Anton Wiehe


Language over Labels: Contrastive Language Supervision Exceeds Purely Label-Supervised Classification Performance on Chest X-Rays
Anton Wiehe | Florian Schneider | Sebastian Blank | Xintong Wang | Hans-Peter Zorn | Christian Biemann
Proceedings of the 2nd Conference of the Asia-Pacific Chapter of the Association for Computational Linguistics and the 12th International Joint Conference on Natural Language Processing: Student Research Workshop

The multi-modal foundation model CLIP computes representations from texts and images that achieved unprecedented performance on tasks such as zero-shot image classification. However, CLIP was pretrained on public internet data. Thus it lacks highly domain-specific knowledge. We investigate the adaptation of CLIP-based models to the chest radiography domain using the MIMIC-CXR dataset. We show that the features of the pretrained CLIP models do not transfer to this domain.

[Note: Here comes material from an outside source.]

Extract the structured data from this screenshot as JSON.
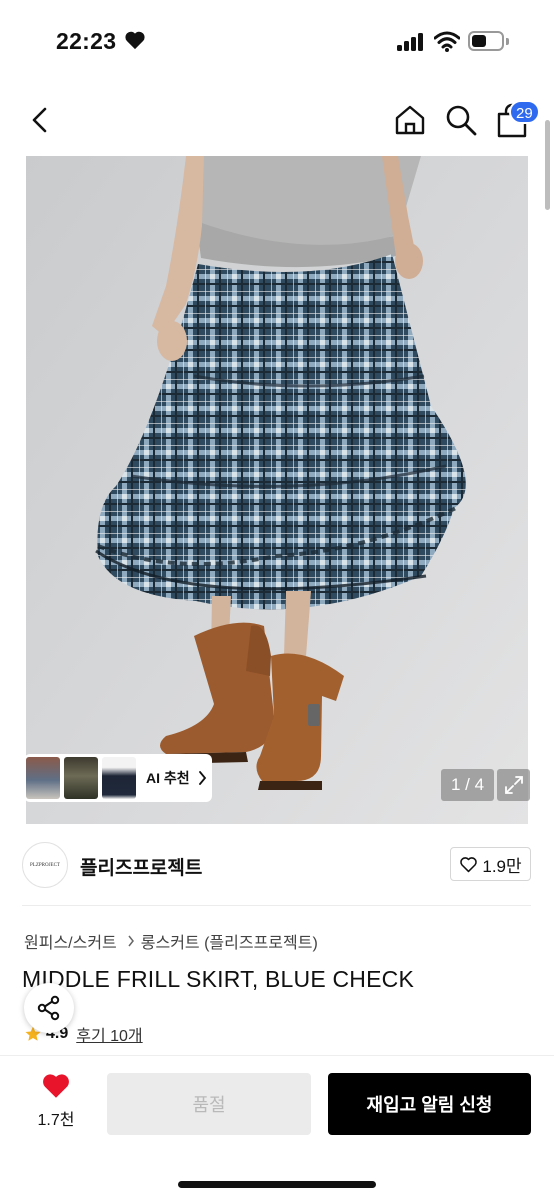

We adapt CLIP to the chest radiography domain using contrastive language supervision and show that this approach yields a model that outperforms supervised learning on labels on the MIMIC-CXR dataset while also generalizing to the CheXpert and RSNA Pneumonia datasets. Furthermore, we do a detailed ablation study of the batch and dataset size. Finally, we show that language supervision allows for better explainability by using the multi-modal model to generate images from texts such that experts can inspect what the model has learned.